The hand was the main reason why Kepler was not in the lineup Friday. And that makes what he did the night before even more remarkable.
Kepler was hit as he attempted to check his swing on a pitch thrown by Angels lefthander Jose Alvarez. The ball caught part of his bat, so it was called a strike. After needing a couple of minutes to shake off some of the pain from the plunking, Kepler stepped into the batter’s box and pummeled Álvarez’s next pitch into the seats in right for a home run that tied the score at 4-4.
“That was an interesting sequence there,” manager Paul Molitor said. “The whole play, the way it unfolded, and then to respond and hit the next pitch out, which tied the game.”
Kepler, understated as usual, said his plan was to get back in the batter’s box and battle through the at-bat.
“I was locked in for sure, because the adrenaline was rushing through,” Kepler said. “I just reacted.”
Molitor chuckled when asked how he could bench a player who took a shot — and then delivered one. “I told him [Thursday night] we’ll see how it went,” Molitor said. “I was thinking about giving him a day.”
What can’t be overlooked about Kepler is that he’s turning the corner when it comes to hitting lefthanded pitching. Check that. He’s burning rubber as he emerges from that corner.
Kepler is batting .357 against lefthanders, tops among Twins regulars. He has a .419 on-base percentage (Joe Mauer, by the way, has a .542 OBP against lefties) and a .714 slugging percentage. This from a guy who hit .152 against lefties last season and .195 for his career.
The transformation comes down to understanding what pitchers are trying to do to him.
“Just get my pitch to hit,” Kepler said. “Last year, I was swinging at waste pitches, being too aggressive in certain counts and certain situations. Patience has helped me out a lot this year.”
Kepler also made things harder for himself by fretting about hitting lefties or being benched against certain lefties.
“With Max, he will be the first to tell you it got in his head a little bit last year,” Molitor said. “People talked about it every time we faced a lefty.”
Kepler’s emergence against lefties is wrecking opponents’ game plans against the Twins. Mauer is batting .353 against lefties himself, so teams can’t plug in lefties in late-inning situations and expect success.
Kepler did end up getting used in Friday’s game — and he was promptly intentionally walked as a pinch hitter in the ninth inning. Kepler came around to score the eventual winning run on Bobby Wilson’s sacrifice fly.
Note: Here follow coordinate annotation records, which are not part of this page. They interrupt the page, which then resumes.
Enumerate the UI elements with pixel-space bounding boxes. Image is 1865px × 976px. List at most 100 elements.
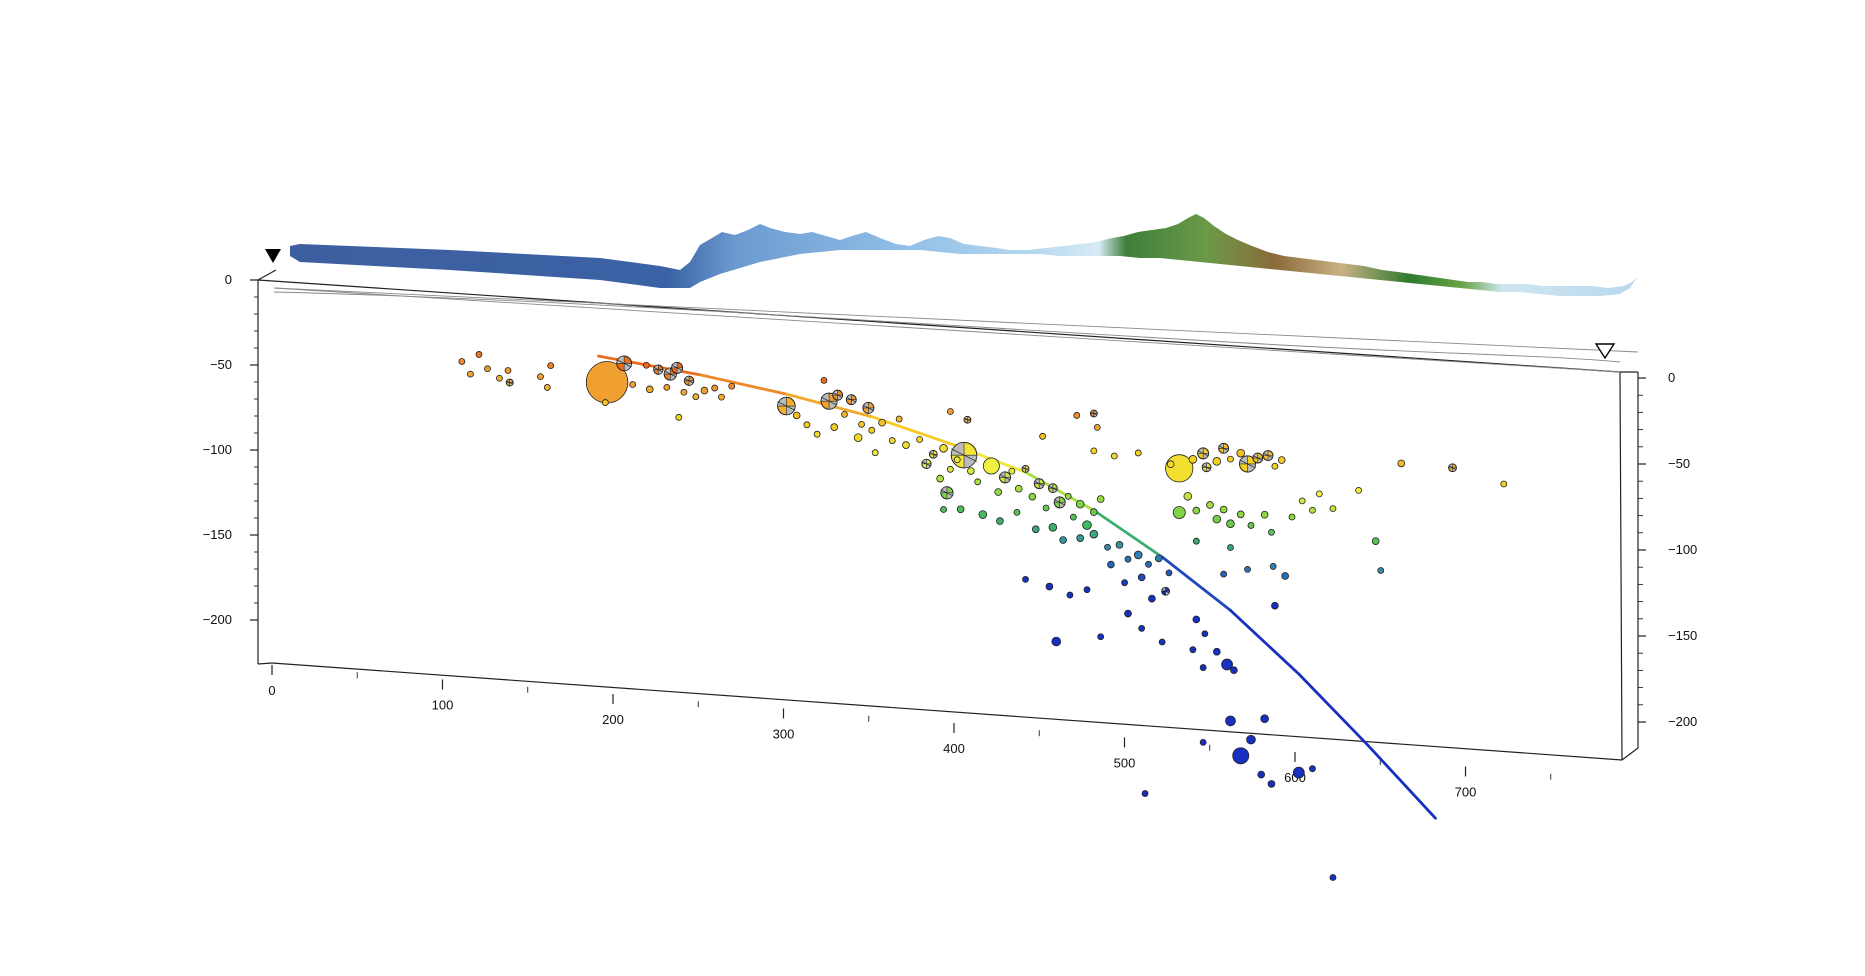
earthquake-event [458,358,466,365]
earthquake-event [1227,455,1234,463]
earthquake-event [878,418,886,427]
focal-mechanism [505,378,514,387]
earthquake-event [1199,664,1207,671]
earthquake-event [1165,569,1173,577]
focal-mechanism-plane [951,448,977,462]
earthquake-event [1051,636,1062,647]
right-axis-tick-label: −50 [1668,456,1690,471]
earthquake-event [537,373,544,381]
focal-mechanism-quadrant [676,367,683,374]
focal-mechanism-quadrant [1247,463,1256,473]
slab-segment [870,415,959,448]
profile-start-marker-icon [265,249,281,263]
earthquake-event [940,506,947,513]
earthquake-event [1192,506,1201,515]
focal-mechanism-quadrant [1048,483,1054,489]
focal-mechanism-quadrant [932,453,938,459]
earthquake-event [1121,579,1128,587]
focal-mechanism-quadrant [1202,453,1209,460]
earthquake-event [1236,448,1246,458]
slab-interface-line [597,354,1437,820]
earthquake-event [601,399,609,406]
focal-mechanism-quadrant [846,394,852,400]
earthquake-event [1246,734,1256,745]
earthquake-event [1281,572,1289,580]
earthquake-event [1090,508,1098,516]
earthquake-event [718,393,725,401]
earthquake-event [1309,506,1316,514]
focal-mechanism [1161,586,1170,596]
earthquake-event [1271,601,1279,610]
focal-mechanism [921,458,932,470]
slab-segment [597,354,703,377]
focal-mechanism-plane [1034,480,1045,487]
earthquake-event [953,456,961,464]
earthquake-event [467,370,474,378]
focal-mechanism-plane [1021,466,1030,471]
focal-mechanism-quadrant [616,355,625,364]
focal-mechanism-quadrant [623,363,632,372]
earthquake-event [1096,495,1105,503]
left-axis-tick-label: 0 [225,272,232,287]
distance-axis-tick-label: 300 [773,726,795,741]
focal-mechanism [832,389,844,401]
focal-mechanism [1197,447,1210,460]
focal-mechanism-plane [664,370,677,378]
left-axis-tick-label: −150 [203,527,232,542]
topography-surface [290,214,1638,296]
earthquake-event [1013,508,1021,516]
earthquake-event [1022,575,1029,583]
earthquake-event [1104,543,1111,551]
focal-mechanism-quadrant [777,396,787,407]
focal-mechanism [950,441,978,469]
focal-mechanism-quadrant [658,369,664,375]
earthquake-event [1107,560,1115,569]
focal-mechanism-quadrant [1165,590,1170,596]
focal-mechanism-quadrant [999,471,1006,478]
earthquake-event [1226,519,1235,528]
focal-mechanism-plane [1048,485,1058,491]
earthquake-event [1134,449,1142,457]
focal-mechanism-plane [999,474,1011,481]
slab-segment [1297,672,1369,746]
left-depth-axis: 0 −50 −100 −150 −200 [203,272,258,627]
focal-mechanism-plane [1054,499,1066,506]
earthquake-event [1244,565,1251,573]
earthquake-event [939,444,948,453]
earthquake-event [858,420,865,428]
earthquake-event [956,505,965,514]
earthquake-event [1260,714,1269,723]
earthquake-event [1377,567,1385,574]
earthquake-event [1269,563,1277,570]
earthquake-event [830,423,839,431]
focal-mechanism [671,361,684,374]
earthquake-event [1124,555,1132,563]
earthquake-event [1138,624,1146,632]
profile-end-marker-icon [1594,343,1616,360]
focal-mechanism [1053,496,1066,509]
earthquake-event [1225,715,1236,727]
focal-mechanism [1089,409,1098,418]
focal-mechanism-quadrant [851,399,857,405]
earthquake-event [1133,550,1143,560]
earthquake-event [792,411,801,420]
earthquake-event [1090,447,1098,455]
earthquake-event [1212,647,1221,656]
focal-mechanism-plane [1252,455,1263,461]
earthquake-event [1189,646,1197,654]
earthquake-event [868,426,876,434]
earthquake-event [1257,770,1266,779]
focal-mechanism-quadrant [1038,483,1045,489]
earthquake-event [1192,615,1201,624]
earthquake-event [1206,501,1214,509]
focal-mechanism-quadrant [653,364,659,370]
earthquake-event [1148,594,1156,603]
earthquake-event [642,361,650,369]
earthquake-event [1329,874,1337,881]
earthquake-event [1141,790,1149,797]
earthquake-event [1329,505,1337,513]
focal-mechanism-quadrant [929,450,934,455]
earthquake-event [675,413,683,421]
Miguel Sano spent his 25th birthday Friday navigating through a battery of drills and workouts as he tries to recover from a sore left hamstring. One of the drills included light running around the bases.
“I think there’s still a little stiffness in there,” Molitor said. “I’m not sure if it’s from the injury or from the work we’ve been putting him through, maybe a combination.
“We’ll see how tomorrow goes and then Sunday we’ll probably have to determine if he needs to continue to do what he’s doing or if we have to start thinking about getting him out somewhere to play or what we want to do as far as his status here.”
Class AAA Rochester released lefthander Mason Melotakis, a Twins second-round pick in 2012. The 26-year-old was 2-1 with a 3.07 ERA this season.